I have been fortunate in that I have been able to keep my eyes as they were when I was six. When I was six it was okay to be a child, to wander away from grown-ups and discover things. Mom and Dad were always so interested in the things I had discovered while wandering off into the wilds. They knew so little, it was my job to tell them things. Things that were important, like Uncle Melvin having a huge cow chained up in the barn with a ring in its nose. Dragging my dad out to uncle Melvin's barn to show him the huge white owls living up in the hayloft. Then there was the little brown owl living with the calves in Uncle Henry's barn.

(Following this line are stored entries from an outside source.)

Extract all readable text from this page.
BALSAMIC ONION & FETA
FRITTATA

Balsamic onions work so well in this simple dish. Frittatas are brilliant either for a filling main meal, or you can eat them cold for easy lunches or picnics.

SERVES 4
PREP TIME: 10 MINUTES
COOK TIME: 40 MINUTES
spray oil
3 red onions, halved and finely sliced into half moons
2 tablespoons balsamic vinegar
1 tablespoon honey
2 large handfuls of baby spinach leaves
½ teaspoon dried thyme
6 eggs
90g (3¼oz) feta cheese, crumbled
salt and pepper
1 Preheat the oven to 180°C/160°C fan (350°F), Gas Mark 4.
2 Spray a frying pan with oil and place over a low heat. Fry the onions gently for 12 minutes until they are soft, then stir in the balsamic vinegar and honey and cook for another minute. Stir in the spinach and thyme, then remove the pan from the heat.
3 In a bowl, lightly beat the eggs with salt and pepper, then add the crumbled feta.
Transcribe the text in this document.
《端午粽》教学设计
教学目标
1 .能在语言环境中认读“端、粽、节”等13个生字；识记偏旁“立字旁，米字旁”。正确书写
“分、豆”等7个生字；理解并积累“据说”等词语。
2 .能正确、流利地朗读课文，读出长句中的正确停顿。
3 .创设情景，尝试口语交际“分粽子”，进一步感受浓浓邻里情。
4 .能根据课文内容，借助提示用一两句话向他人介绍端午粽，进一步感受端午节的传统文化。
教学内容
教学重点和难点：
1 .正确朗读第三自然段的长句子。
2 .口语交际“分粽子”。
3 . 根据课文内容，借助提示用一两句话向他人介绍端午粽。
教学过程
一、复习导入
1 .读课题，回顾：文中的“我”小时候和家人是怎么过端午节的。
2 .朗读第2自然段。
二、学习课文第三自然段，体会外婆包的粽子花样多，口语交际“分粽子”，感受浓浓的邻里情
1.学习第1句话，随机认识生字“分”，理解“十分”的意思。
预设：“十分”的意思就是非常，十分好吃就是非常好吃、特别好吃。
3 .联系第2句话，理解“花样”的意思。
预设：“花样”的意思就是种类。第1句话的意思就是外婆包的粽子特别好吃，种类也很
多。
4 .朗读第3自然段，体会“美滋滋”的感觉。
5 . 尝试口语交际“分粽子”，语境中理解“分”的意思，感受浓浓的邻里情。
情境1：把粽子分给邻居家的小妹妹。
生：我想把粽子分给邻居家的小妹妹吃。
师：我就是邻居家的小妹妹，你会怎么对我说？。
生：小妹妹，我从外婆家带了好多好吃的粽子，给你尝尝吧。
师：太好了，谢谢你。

Today I am still exploring the world through the eyes of a six-year-old. Even drawing a nude, it's with the eyes of the six-year-old. I have the skills of a master artist, if I do say so myself, but the eyes are still that of a child. The other day I did a painting of an African Violet. What I really saw was Jordan's face as she removed the paper the flower shop wrapped it in. She had the look on her face my mom always had when she added to her collection of African Violets. As a child I saw the joy in mom's face when she was around her plants, but my mind was on getting my collection of toy cowboys out and building a stick coral under the lilac bush, holding off the rustlers with my band of cowboys. Mom would be hanging the wash up, checking for clouds and pausing to admire the array of flowers she had in bloom. Many of my farm house paintings have white sheets waving in the wind somewhere in the painting.
Painting is my way of visiting my childhood and sharing it with people who have similar memories. I think of a collector pausing before one of my paintings on their way out and remembering a moment from their childhood, and slowing down to smell their roses, or African Violets.